Forgotten Dreams: Beginnings
Prayer for Forgotten Dreams
O My Beloved Creator,
My dreams have been packed away so long ago,
beneath my pain.
I thought I had to protect them
From those around me,
who would squash and bruise them
as carelessly as they would kill an insect.
In all those years the dreams have grown
quiet and dusty until I’ve forgotten they were there.
By forgetting, I’d hoped to ease
the pain of their silence and unuse.
Instead the pain had deepened until
it ripped through my body and left a scar on my soul.
Help me now to heal the wounds.
Help me dust off those dreams,
to bring them forth to live again.
So they may breathe and grow and dance in the sunlight.
Help me use them as a message of your love
and for the good of all your world.
Help me to find the courage to believe in them again
and to lead them into your glorious light.
Help me to heal.
Thank you, Beloved Presence.
This prayer, written by Ms. Donna Marquardt, appears in Women’s Uncommon Prayers: Our Lives Revealed. It says, far better than I can, not just how I am feeling in this moment of beginning, but also the season of life I am in, coming off my own annus horribilis, and my dreams for the future.

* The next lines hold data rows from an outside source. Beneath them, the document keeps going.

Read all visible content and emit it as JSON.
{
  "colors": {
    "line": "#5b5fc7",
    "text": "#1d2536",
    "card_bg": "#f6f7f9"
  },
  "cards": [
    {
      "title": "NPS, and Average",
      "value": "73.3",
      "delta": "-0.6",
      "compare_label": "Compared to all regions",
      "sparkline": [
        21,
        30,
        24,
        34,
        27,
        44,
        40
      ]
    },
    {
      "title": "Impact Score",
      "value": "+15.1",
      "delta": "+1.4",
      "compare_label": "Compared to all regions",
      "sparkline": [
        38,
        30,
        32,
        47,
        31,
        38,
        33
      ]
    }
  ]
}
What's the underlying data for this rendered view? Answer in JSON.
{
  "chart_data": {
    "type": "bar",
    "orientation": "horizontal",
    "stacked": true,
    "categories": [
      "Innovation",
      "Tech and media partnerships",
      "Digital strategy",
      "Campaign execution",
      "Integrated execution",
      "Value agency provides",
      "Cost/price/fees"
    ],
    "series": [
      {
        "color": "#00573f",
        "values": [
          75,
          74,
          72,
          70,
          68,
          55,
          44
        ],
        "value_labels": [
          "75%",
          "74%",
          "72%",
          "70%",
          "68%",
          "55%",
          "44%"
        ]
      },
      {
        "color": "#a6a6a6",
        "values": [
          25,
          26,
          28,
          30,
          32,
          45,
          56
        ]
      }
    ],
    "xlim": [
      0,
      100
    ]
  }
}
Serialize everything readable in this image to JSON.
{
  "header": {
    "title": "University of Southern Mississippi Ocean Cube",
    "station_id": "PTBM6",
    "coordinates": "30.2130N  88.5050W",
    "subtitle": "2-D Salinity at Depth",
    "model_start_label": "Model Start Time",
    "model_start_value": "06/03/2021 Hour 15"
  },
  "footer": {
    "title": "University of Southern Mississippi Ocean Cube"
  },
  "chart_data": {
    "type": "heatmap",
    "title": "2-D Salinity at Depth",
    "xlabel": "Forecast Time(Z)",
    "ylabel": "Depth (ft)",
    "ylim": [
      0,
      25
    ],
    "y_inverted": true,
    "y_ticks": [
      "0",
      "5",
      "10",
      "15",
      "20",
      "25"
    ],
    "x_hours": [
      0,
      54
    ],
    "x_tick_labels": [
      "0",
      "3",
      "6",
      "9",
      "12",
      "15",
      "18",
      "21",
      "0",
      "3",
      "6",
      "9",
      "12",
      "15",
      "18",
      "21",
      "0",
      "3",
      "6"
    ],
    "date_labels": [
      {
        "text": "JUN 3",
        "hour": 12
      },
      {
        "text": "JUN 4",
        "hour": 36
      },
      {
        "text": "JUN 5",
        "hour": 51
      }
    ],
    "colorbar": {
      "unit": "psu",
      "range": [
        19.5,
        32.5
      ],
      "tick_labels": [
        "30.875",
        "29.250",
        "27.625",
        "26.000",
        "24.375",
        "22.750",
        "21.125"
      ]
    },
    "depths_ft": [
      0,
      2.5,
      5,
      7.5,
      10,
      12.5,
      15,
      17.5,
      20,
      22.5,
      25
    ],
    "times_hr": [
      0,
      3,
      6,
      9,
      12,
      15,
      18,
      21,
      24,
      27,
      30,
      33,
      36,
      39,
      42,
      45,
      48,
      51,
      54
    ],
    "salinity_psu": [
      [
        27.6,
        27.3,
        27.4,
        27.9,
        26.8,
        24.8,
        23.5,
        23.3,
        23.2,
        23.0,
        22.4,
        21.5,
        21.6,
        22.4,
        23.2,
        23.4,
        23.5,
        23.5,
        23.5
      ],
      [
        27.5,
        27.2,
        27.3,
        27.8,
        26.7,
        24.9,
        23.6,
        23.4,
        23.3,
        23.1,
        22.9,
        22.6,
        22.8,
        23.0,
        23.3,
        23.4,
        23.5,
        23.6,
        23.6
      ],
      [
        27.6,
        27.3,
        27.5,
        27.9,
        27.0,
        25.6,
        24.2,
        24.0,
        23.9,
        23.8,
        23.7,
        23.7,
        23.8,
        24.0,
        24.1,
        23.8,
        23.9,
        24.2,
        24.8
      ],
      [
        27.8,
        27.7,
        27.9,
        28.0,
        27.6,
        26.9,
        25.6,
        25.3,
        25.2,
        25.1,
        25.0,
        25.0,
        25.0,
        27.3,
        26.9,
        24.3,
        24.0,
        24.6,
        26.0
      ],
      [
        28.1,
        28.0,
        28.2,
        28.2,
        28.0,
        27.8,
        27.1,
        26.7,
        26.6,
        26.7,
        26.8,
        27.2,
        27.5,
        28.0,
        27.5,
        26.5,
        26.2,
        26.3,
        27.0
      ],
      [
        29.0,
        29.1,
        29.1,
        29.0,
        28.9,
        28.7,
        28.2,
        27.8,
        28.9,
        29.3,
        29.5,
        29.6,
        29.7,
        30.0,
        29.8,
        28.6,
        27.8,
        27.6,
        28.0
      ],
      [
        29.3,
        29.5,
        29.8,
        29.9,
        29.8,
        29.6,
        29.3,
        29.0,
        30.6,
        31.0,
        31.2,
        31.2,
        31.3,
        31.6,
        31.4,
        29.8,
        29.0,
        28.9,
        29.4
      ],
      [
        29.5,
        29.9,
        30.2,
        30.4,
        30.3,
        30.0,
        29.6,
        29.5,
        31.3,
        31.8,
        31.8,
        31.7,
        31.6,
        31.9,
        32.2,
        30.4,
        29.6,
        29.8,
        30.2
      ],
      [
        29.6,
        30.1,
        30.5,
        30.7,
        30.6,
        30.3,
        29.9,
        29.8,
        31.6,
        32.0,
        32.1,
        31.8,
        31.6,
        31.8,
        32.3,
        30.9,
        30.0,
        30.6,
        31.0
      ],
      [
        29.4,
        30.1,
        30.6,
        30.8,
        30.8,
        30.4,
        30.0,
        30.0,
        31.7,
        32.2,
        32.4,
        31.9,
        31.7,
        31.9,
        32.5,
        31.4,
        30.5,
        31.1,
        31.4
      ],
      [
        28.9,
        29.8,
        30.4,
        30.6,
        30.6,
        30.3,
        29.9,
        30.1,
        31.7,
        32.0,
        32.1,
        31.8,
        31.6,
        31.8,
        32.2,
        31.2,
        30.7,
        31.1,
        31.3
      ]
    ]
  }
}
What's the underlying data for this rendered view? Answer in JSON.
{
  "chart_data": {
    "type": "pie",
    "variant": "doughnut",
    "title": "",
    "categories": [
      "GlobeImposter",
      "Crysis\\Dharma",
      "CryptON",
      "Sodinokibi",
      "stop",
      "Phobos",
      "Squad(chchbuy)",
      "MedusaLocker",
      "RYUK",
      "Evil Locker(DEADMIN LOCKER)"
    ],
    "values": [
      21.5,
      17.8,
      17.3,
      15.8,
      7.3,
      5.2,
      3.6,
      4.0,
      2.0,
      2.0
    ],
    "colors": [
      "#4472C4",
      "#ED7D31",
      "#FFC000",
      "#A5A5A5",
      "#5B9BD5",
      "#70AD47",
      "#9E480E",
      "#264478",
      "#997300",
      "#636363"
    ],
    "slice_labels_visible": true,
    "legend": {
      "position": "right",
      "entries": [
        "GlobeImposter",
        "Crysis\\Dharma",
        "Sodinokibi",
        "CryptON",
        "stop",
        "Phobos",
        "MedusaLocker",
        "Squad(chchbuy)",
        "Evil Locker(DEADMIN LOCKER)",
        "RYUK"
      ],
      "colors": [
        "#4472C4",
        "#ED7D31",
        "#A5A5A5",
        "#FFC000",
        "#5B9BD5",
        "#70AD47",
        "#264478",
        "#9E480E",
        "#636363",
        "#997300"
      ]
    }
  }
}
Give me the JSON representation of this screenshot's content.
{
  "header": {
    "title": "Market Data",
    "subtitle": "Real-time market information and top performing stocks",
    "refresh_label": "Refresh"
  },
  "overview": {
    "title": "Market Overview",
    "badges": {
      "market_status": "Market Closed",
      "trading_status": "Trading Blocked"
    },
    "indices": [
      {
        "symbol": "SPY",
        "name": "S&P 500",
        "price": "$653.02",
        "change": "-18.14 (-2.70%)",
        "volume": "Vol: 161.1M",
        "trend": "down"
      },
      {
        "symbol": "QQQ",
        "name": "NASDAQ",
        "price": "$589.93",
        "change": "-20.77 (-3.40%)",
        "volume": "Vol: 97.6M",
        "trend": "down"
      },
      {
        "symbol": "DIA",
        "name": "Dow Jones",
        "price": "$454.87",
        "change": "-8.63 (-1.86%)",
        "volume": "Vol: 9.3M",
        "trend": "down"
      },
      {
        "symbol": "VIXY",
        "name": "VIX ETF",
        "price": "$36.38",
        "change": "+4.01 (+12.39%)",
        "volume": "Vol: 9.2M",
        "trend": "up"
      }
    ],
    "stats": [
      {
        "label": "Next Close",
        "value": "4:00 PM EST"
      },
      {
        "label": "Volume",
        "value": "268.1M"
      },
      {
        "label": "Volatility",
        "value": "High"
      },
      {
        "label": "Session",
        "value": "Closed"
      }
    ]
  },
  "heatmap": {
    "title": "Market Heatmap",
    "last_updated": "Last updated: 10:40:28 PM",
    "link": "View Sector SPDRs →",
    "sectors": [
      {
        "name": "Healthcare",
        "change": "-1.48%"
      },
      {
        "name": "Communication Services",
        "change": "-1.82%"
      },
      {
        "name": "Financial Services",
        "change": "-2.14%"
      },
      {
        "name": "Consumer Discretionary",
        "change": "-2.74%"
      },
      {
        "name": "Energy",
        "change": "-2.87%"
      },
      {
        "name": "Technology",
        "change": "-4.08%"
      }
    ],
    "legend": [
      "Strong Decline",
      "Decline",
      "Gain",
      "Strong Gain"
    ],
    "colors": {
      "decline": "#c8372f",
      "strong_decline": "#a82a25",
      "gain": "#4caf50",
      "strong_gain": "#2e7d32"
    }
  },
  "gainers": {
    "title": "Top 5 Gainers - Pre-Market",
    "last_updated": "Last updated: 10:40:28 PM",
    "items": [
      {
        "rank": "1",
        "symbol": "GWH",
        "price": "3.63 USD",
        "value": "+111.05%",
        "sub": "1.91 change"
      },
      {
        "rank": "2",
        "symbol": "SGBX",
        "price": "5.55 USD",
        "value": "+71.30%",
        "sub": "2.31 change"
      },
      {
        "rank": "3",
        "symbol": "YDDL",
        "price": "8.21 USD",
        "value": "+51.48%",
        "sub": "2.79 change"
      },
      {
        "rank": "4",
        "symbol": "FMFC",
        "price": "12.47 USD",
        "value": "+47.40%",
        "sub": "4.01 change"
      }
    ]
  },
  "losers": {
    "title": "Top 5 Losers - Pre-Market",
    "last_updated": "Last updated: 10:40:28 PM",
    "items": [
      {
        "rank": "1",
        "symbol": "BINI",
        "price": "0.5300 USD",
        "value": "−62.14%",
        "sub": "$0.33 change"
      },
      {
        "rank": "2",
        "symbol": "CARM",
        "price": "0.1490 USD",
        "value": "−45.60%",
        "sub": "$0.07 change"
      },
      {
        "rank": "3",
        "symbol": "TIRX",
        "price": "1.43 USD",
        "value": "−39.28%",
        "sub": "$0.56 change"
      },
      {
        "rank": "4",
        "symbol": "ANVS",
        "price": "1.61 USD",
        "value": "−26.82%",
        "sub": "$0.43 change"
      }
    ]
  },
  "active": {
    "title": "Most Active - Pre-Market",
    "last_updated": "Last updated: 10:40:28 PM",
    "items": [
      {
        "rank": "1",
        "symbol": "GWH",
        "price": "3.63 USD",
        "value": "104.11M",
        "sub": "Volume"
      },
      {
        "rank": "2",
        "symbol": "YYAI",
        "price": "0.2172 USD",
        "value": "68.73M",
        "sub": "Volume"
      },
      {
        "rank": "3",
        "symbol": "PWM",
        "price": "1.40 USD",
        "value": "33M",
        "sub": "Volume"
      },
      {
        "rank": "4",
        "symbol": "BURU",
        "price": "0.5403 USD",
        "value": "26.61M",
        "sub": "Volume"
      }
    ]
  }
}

It may seem odd to begin with someone else’s words, especially since becoming a writer is among my forgotten dreams. The truth is my prayer life has never been particularly improvisational. Being a cradle Episcopalian, I grew up surrounded by beautifully eloquent prayers and liturgy of the Episcopal Church in the Book of Common Prayer. As a result, I’ve never been quite satisfied with my own efforts to talk with God. My prayers are heart-felt to be sure. They also tend to ramble and become unfocused. I find it easier and more practical to use the prayers of others. At least that way I don’t overthink it.
Yet here I am, setting sail on a stream of ink that I’ve described as a faith journey made up of a “vibrant mix of reflections, prayers, study notes, and reviews.” I suppose we’ll see about that. For now, it is enough that I have begun.